Brown Food Revolution

Shannon Horst, the CEO of The Savory Institute, has a good editorial, Africa Needs a Brown (Not Green) Food Revolution, over at the Christian Science Monitor. Rather than more artificial fertilizer and genetically enhanced seeds, of exporting our industrial model to them, she argues for a more local model that improves soil and yields, and works with local environments and knowledge.

She’s definitely on the William Easterly side of things, and against a Jeffrey Sachs type approach – White Man’s Burden: Why the West’s Efforts to Aid the Rest Have Done So Much Ill and So Little Good over The End of Poverty: Economic Possibilities for Our Time.

Here’s the main part of Horst’s Green Revolution critique:

First, scientists are focusing on how to grow bigger, more, and disease- and pest-resistant plants. Their approach views the soil surrounding plants as a “problem” to overcome, rather than the very habitat in which they can thrive. The entire focus is on how to manipulate the plants rather than how to produce both healthy plants and healthy soil… Some 70 percent of Africa’s landscape is grassland – arid, semiarid, temperate, and some tropical. Kenya, for example, is 80 percent grassland. The practices and inputs required to use revolutionary seeds in these lands are destructive… Turning those lands into crop fields will have the same effect it produced on the Great Plains of the United States – the collapse of the grasslands and the soil, river systems, and the groundwater supplies that lie beneath them.

Horst also points out that human resources, embedded in cultures and specific histories, matter:

Most of Africa’s rural populations are pastoralists or agropastoralists who do not farm. Turning them into “productive farmers,” dependent on foreign seeds and other inputs, is not only destructive to their land, it is destructive to their culture. Millions have already been spent by US and European aid organizations throughout Africa on unsuccessful farming programs. Pastoralists in the Horn of Africa consistently say that these programs have also been culturally destructive.

In contrast, Horst and The Savory Institute push for a brown revolution, one that starts with increasing soil quality, and works with environmental and human resources on hand.

What Africa needs is a revolution that mobilizes people to focus on local inputs and practices that produce food that grows in healthy soil (maybe a “brown revolution”) and that enhances the social and economic fabric of the community and nation. Guess what? That brown revolution is possible and sustainable right now…

They have also achieved successful results over the past five years without spending one dime on expensive research into seeds, genetically modified organisms, root manipulation, climate change adaptation, herbicides, fertilizers, or pesticides, and without special planting or harvesting equipment.

Instead, they focus funds on educating local people in practices that blend some older pastoral knowledge and techniques of animal herding with new understanding of how grazing animals, soils, plants, and organisms coevolved and function in a healthy state. Savory’s approach also means building soils, using the seeds and simple tools already available to them, and enhancing the community’s social fabric.

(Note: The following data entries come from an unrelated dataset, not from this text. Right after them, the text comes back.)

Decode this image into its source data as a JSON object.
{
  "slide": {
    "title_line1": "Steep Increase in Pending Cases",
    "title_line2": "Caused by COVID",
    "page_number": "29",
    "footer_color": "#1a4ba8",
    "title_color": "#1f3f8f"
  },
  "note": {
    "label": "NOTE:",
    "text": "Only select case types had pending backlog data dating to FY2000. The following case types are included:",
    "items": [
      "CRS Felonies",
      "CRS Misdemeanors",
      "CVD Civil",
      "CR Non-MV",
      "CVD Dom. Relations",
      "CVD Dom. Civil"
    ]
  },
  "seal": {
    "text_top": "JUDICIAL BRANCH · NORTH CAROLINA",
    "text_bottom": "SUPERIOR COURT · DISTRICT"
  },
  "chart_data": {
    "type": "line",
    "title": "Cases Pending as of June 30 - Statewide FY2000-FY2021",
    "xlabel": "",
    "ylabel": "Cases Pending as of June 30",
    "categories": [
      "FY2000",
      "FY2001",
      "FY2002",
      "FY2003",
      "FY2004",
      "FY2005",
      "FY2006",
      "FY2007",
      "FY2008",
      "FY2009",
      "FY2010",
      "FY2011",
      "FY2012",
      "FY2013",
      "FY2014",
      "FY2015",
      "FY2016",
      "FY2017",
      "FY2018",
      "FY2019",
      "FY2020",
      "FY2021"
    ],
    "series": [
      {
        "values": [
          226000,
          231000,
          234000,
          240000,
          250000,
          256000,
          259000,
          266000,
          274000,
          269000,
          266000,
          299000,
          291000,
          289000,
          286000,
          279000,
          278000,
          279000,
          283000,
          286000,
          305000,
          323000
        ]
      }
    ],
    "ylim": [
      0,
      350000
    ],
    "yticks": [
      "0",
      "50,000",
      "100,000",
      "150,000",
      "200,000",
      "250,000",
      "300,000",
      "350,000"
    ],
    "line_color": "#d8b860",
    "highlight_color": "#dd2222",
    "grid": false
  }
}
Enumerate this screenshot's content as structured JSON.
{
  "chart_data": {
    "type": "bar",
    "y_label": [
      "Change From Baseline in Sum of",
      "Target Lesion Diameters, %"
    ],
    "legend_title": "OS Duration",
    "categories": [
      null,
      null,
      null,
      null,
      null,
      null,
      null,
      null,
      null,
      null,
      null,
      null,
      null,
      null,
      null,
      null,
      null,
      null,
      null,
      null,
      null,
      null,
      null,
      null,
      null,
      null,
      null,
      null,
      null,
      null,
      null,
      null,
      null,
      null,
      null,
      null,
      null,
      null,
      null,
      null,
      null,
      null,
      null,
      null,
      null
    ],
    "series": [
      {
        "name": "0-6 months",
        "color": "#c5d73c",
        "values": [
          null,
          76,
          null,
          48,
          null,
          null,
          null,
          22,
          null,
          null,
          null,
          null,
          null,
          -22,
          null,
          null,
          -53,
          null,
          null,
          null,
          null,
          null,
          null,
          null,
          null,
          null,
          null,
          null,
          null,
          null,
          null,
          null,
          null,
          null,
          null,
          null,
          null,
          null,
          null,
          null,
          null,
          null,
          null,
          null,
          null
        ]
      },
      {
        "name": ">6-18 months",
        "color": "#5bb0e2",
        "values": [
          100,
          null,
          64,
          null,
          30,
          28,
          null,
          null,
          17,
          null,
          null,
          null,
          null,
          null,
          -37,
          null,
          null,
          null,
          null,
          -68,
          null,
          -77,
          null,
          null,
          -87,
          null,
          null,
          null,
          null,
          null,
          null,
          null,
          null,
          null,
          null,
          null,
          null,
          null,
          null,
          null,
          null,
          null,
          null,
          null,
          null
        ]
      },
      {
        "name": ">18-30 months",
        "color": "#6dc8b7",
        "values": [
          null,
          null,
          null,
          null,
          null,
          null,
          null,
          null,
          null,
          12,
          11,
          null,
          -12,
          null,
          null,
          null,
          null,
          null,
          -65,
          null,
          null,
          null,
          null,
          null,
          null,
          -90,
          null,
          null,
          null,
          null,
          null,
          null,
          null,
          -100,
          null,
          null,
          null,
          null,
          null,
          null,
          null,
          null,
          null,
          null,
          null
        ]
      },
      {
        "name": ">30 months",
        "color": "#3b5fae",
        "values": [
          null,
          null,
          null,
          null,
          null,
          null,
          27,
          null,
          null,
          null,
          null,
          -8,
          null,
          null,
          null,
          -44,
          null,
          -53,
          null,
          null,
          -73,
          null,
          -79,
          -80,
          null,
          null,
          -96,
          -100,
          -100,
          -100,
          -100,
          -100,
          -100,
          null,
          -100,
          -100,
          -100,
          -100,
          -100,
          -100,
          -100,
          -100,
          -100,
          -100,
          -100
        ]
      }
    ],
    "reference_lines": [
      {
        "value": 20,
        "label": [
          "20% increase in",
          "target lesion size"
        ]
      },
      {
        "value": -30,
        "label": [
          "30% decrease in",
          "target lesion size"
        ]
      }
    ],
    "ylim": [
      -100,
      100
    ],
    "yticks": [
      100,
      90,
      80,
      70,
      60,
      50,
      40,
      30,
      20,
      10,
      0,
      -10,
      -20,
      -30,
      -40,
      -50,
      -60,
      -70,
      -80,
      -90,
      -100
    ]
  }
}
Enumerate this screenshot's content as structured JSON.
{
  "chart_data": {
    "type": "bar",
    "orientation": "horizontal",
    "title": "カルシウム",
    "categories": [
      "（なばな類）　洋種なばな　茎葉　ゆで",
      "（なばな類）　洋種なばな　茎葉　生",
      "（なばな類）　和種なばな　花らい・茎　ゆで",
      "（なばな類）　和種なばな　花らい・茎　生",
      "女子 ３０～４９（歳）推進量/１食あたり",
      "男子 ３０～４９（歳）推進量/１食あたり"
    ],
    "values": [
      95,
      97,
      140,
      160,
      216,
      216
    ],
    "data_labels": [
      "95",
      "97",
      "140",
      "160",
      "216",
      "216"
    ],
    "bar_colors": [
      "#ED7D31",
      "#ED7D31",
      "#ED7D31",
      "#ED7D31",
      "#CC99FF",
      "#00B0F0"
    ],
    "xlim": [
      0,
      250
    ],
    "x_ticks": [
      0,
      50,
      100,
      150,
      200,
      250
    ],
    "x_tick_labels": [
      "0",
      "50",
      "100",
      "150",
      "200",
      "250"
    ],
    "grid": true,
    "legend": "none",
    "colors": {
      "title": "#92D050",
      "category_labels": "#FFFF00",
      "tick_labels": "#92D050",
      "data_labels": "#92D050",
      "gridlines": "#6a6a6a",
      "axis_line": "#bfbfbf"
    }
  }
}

A brown revolution resonates well with what I know of Lesotho, where development has had negative consequences (see James Ferguson’s The Anti-Politics Machine) and where a lack of local employment and farming opportunities, coupled with poor soil and arid conditions, means most Basotho men go to South Africa to work in mines. For more (including photos), see our post on food coping in Lesotho.

So, overall, a very good editorial. There will be roles for fertilizer to improve yields and for plant engineering for greater drought and insect resistance, but imposing such outside solutions simply on the idea that this is what we believe will work, is simply not good enough.

Link to lots of articles that detail the William Easterly vs. Jeffrey Sachs debates.

Link to The Savory Institute – “Leading the Brown Revolution”

Link to the editorial “Africa needs a brown (not green) food revolution”.

One thought on “Brown Food Revolution

  1. Hear, hear! I worked at an eminent international NGO last summer, and was delighted that the same benefactors that support Alliance for a Green Revolution in Agriculture (AGRA, http://www.agra-alliance.org/) are also experimenting with *conservation agriculture,* a technique specifically aimed at revitalizing soils through “minimal soil disturbance, permanent soil cover and crop rotations.” (http://www.fao.org/ag/ca/)

    Proof of grants here: http://is.gd/dAzVe

    More excellent anthropology on the value of intensified, smallholding farming from Robert McNetting in the stupendous and readable Smallholders, Householders: Farm Families and the Ecology of Intensive, Sustainable Agriculture. http://is.gd/dAAja

    Sorry I haven’t learned to put my links in live… soon will do!

    And thank you for this post. I have friends who work with that NGO to improve soil conditions in Tanzania, and the more people know how important this is, the better.